The method according to claim 8. 15.10.10'-Oxybisphenoxaarsine has an initial concentration of about 250 ppm to 500 ppm
15. The method according to claim 14. 16. The method of claim 14, wherein the concentration of 10.10'-oxybisphenoxaarsine in the medium is about 1 ppm to 120 ppn+. 17. The method according to claim 8, wherein the aqueous medium also has the effect of dyeing the fibers while the fibers pass through the medium. 18. Claim 17, wherein the medium is Beck dye bath
The method described in section.

Claims (1)

[Claims] 1. A method for controlling the antimicrobial agent content of fibers, the method comprising: containing fibers with an initial concentration of an antimicrobial agent that is substantially uniformly distributed across the cross-section of the fibers; The fibers are treated to pass through a medium containing the same antibacterial agent as the antibacterial agent being treated, and the concentration of the antibacterial agent in the medium is such that the treated fibers have a predetermined concentration of the antibacterial agent. ,
The method described above is characterized in that the concentration of the antibacterial agent in the fiber is controlled. 2. The method of claim 1, wherein the medium has a sufficient antimicrobial agent concentration such that the antimicrobial agent concentration in the fibers is not substantially altered. 3. The method of claim 1, wherein the medium has a sufficient antimicrobial agent concentration such that the antimicrobial agent concentration in the fibers is increased. 4. The method of claim 1, wherein the medium has a sufficient antimicrobial agent concentration such that the antimicrobial agent concentration in the fibers is reduced. 5. The method according to claim 1, wherein the medium is an aqueous medium. 6. The method according to claim 1, wherein the fibers are selected from the group consisting of synthetic fibers, semi-synthetic fibers, natural fibers, and blends thereof. 7. The method of claim 5, wherein the fiber is nylon. 8. The method according to claim 7, wherein the antibacterial agent is 10,10'-oxybisphenoxarcin. 9. The ratio of bath volume to fiber weight is about 100:1 to 1:1.
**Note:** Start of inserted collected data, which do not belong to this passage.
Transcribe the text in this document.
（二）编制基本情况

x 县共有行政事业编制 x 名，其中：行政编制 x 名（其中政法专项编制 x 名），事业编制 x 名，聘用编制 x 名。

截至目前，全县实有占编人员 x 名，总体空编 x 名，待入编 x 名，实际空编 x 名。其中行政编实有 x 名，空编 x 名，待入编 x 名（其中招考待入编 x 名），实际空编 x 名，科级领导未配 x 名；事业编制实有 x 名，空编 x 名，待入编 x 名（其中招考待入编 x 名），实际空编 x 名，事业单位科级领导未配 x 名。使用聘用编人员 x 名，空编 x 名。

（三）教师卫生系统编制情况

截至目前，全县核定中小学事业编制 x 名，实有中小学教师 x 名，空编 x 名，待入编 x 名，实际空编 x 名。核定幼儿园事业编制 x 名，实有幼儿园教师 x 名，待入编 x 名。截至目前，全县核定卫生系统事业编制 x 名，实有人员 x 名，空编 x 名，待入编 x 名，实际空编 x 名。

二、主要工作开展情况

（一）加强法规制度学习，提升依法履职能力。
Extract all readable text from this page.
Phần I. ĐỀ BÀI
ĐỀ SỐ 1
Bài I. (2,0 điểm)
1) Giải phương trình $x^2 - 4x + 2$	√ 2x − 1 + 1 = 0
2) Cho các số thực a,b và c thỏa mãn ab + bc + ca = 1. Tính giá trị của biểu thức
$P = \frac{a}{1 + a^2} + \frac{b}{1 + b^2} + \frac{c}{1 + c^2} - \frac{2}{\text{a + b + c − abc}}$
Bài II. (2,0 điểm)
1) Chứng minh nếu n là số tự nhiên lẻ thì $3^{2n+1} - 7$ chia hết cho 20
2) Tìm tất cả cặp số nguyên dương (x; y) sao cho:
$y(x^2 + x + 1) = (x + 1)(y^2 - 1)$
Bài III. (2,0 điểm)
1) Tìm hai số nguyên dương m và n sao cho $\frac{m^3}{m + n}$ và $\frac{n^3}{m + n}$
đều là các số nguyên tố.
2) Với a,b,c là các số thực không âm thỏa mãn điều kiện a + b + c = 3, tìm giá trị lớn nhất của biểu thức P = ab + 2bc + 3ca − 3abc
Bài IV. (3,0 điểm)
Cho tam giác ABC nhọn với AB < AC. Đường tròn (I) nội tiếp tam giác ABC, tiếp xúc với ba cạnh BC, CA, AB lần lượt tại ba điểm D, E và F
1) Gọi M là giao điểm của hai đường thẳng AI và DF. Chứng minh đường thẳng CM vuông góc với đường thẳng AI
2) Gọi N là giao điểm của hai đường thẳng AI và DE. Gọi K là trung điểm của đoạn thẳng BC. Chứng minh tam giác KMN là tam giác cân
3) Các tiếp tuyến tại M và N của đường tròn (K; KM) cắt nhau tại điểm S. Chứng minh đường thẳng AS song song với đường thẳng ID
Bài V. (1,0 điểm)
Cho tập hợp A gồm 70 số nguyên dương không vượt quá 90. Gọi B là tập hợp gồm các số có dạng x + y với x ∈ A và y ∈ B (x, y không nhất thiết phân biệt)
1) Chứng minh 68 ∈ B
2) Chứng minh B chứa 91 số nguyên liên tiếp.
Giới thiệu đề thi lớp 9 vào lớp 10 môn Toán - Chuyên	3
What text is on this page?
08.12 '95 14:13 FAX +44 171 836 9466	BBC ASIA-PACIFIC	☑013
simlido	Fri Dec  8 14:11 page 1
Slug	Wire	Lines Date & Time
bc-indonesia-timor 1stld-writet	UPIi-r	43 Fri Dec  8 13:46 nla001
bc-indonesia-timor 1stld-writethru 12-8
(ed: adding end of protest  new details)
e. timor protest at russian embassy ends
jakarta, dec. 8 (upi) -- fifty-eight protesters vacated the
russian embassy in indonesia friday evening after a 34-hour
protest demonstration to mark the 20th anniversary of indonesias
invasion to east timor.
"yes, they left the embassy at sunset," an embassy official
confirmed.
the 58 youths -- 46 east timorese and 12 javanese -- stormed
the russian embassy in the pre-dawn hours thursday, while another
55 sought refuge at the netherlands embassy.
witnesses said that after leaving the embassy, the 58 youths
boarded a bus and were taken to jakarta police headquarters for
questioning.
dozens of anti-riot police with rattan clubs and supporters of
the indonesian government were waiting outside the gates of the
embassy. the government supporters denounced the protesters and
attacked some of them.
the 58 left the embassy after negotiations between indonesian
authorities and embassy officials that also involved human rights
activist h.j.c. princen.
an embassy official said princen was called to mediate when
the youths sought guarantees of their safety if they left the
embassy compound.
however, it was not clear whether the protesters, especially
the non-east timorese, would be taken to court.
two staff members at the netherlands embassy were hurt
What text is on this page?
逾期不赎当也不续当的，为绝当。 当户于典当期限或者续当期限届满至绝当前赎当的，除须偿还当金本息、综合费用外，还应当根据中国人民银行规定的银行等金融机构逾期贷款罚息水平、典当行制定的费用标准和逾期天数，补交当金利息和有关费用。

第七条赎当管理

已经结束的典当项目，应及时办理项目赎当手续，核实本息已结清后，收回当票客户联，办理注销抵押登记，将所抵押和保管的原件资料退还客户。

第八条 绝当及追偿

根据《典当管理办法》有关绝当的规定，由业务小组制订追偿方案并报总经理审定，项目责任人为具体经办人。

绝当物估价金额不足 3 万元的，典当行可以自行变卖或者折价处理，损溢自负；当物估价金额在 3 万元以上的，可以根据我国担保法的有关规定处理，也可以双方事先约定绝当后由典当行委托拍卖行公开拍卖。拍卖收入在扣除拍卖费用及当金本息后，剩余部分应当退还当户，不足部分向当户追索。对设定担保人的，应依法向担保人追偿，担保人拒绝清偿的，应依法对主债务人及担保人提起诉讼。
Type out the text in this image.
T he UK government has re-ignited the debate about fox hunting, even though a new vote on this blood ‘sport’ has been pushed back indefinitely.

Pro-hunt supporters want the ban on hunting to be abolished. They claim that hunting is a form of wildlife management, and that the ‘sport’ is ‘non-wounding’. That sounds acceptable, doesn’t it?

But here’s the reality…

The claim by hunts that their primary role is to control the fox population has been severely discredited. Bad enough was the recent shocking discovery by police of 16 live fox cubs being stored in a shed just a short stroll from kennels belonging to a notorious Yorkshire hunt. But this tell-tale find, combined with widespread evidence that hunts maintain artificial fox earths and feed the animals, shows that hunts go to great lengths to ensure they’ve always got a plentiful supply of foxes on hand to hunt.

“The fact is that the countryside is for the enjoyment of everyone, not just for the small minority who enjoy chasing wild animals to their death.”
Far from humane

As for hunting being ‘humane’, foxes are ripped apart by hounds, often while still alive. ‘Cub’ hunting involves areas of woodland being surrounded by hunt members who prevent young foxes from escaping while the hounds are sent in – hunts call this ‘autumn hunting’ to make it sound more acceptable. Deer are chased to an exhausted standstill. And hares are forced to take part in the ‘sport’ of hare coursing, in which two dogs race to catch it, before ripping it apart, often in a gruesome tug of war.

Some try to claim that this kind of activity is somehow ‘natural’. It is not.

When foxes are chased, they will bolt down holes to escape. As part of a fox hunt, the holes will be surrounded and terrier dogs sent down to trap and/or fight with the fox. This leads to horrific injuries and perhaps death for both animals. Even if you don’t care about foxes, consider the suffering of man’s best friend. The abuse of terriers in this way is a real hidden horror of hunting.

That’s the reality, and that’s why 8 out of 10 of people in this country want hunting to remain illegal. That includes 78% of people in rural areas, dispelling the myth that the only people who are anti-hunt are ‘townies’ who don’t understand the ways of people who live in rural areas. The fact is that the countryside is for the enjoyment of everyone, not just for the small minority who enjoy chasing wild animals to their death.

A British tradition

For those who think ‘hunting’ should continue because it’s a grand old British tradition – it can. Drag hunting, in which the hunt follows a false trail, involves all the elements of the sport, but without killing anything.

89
9. The method according to claim 8, wherein: 10. The method of claim 9, wherein a ratio of about 30:1 to 10:1 is used. 9. The method of claim 8, wherein a fiber to medium distribution of 11,10,10'-oxybisphenoxaarsine of about 100:1 to 20::1 is used. 12. The method of claim 8, wherein the concentration of 10,10'-oxybisphenoxaarsine in the medium is about 1 ppm to 12 ppm. 13. The method of claim 12, wherein the concentration of 10,10'-oxybisphenoxaarsine in the medium is about 8 ppm to 15 ppm. 14. The method according to claim 8, wherein the initial concentration of 10,10'-oxybisphenoxaarsine in the fiber is from 10 ppm to 3300 ppm. 15. The method of claim 14, wherein the initial concentration of 15,10,10'-oxybisphenoxaarsine is about 250 ppm to 500 ppm. 16. The method of claim 14, wherein the concentration of 10,10'-oxybisphenoxaarsine in the medium is about 1 ppm to 120 ppm. 17. The method according to claim 8, wherein the aqueous medium also has the effect of dyeing the fibers while the fibers pass through the medium. 18. Claim 17, wherein the medium is Beck dye bath
The method described in section. 19. A product manufactured by the method according to claim 1. 20. A product manufactured by the method according to claim 16.